John Peter Turner, historian for the Royal Canadian Mounted Police (that name didn’t come until 1920), wrote in Volume 1 of The North-West Mounted Police 18731893: “Sitting Bull said, in effect, ‘Yesterday I was fleeing from white men, cursing them as I went. Today they erect their lodges by the side of mine and defy me. The White Forehead Chief (Walsh) walks to my lodge alone and unarmed. He gives me the hand of peace. Have I fallen? Am I at the end?'”
Walsh explained that the purpose of his visit was to find out their intentions and to tell the Sioux about the White Mother’s laws, which everyone, white men and red men alike, must obey.
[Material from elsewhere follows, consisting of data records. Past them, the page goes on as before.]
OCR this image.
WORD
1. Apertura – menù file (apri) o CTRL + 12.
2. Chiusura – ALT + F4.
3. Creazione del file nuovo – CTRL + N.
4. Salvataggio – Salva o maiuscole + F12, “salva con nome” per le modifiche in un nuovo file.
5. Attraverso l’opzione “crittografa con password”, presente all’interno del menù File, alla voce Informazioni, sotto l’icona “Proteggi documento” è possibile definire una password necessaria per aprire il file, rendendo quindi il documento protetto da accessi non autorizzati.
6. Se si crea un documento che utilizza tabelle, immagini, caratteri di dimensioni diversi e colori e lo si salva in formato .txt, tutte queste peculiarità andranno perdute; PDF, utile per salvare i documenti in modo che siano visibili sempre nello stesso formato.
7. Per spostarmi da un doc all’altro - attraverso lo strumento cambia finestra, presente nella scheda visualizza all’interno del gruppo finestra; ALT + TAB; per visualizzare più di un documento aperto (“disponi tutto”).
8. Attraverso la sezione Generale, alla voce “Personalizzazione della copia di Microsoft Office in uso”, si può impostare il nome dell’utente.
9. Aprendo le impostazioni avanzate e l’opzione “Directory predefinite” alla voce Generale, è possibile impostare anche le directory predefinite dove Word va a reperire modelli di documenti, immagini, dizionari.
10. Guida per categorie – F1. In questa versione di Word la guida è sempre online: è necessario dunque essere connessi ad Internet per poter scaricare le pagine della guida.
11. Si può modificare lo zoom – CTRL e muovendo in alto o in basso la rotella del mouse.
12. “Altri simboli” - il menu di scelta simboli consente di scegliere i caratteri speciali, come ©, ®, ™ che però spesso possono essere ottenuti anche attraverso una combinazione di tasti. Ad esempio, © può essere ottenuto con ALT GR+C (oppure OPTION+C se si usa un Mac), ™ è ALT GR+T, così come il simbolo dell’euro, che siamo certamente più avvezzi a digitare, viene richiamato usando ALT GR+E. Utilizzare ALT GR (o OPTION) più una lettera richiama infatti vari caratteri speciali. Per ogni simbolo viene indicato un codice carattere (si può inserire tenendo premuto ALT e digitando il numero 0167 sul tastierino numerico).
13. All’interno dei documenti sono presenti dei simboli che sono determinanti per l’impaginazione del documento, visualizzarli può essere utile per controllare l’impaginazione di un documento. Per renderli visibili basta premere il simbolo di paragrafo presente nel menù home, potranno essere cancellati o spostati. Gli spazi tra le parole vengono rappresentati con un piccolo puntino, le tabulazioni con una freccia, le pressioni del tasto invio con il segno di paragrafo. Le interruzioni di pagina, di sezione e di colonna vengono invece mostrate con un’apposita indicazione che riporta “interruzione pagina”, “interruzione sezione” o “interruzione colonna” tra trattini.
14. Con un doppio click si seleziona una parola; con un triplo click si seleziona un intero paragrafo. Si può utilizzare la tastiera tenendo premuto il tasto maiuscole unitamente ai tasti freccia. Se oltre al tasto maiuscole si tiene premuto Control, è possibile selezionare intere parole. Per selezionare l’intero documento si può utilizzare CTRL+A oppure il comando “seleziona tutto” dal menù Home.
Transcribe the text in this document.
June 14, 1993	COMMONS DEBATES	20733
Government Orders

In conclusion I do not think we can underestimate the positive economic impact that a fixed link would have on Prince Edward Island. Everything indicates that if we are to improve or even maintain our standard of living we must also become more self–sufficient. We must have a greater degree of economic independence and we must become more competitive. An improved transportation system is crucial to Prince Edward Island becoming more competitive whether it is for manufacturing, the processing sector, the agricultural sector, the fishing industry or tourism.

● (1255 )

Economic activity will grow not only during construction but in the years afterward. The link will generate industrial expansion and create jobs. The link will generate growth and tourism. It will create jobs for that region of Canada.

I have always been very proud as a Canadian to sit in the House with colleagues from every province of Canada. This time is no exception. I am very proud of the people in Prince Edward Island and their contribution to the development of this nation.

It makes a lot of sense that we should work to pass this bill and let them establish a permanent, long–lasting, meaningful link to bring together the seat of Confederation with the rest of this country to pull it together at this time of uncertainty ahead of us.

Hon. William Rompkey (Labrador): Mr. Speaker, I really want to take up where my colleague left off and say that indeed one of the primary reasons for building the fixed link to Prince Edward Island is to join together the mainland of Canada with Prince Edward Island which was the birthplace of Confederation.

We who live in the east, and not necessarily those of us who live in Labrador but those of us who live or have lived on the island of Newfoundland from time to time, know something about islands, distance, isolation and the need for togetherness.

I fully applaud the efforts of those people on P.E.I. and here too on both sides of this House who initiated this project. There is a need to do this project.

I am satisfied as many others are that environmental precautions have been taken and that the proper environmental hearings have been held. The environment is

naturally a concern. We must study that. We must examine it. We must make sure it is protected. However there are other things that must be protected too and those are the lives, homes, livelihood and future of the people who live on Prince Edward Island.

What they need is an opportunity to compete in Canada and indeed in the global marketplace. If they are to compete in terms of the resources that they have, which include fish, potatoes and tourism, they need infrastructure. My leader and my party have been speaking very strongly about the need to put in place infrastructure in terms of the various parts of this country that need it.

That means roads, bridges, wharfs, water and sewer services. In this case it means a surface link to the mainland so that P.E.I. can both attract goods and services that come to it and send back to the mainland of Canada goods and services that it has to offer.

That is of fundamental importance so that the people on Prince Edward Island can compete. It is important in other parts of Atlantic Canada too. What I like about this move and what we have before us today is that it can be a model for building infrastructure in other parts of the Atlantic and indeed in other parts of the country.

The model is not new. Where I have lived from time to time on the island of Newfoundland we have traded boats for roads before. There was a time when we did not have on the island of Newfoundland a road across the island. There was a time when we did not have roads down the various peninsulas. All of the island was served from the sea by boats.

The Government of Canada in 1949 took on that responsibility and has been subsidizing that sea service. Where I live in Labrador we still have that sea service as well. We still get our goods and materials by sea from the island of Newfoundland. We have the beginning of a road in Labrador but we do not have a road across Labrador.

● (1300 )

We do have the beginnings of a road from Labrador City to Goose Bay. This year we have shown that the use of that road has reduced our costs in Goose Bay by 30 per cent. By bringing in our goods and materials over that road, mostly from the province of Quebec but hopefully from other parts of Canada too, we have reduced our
They must not make war against other tribes and must not steal horses or anything else. They must not kill or injure any other person. They must not use the White Mother’s country as a refuge from which to strike back across the border at the American soldiers. They could not
remain in her country if they would not obey her laws, Walsh told them. Sitting Bull said he and his people would obey the laws, adding that he had “buried” his weapons before crossing into the White Mother’s land.
Sitting Bull liked what Walsh told him about the White Mother’s laws, especially the principle of justice for all, regardless of race. He showed Walsh medals King George III had given his grandfather for service to the British Crown during the War of 1812. His grandfather had fought alongside the red-coated soldiers of the Shaganosh (British) king. They were good men, Sitting Bull’s grandfather had said, adding, “If you should ever wish to find peace, go north to the land of redcoats.”
Sitting Bull asked for ammunition for his people to hunt buffalo. He said they had used up all their bullets fighting off the Long Knives. Walsh agreed to allow them enough bullets to hunt meat, but he warned that no bullets were to be used for warfare across the border. Walsh and his men spent the night in the Sioux camp.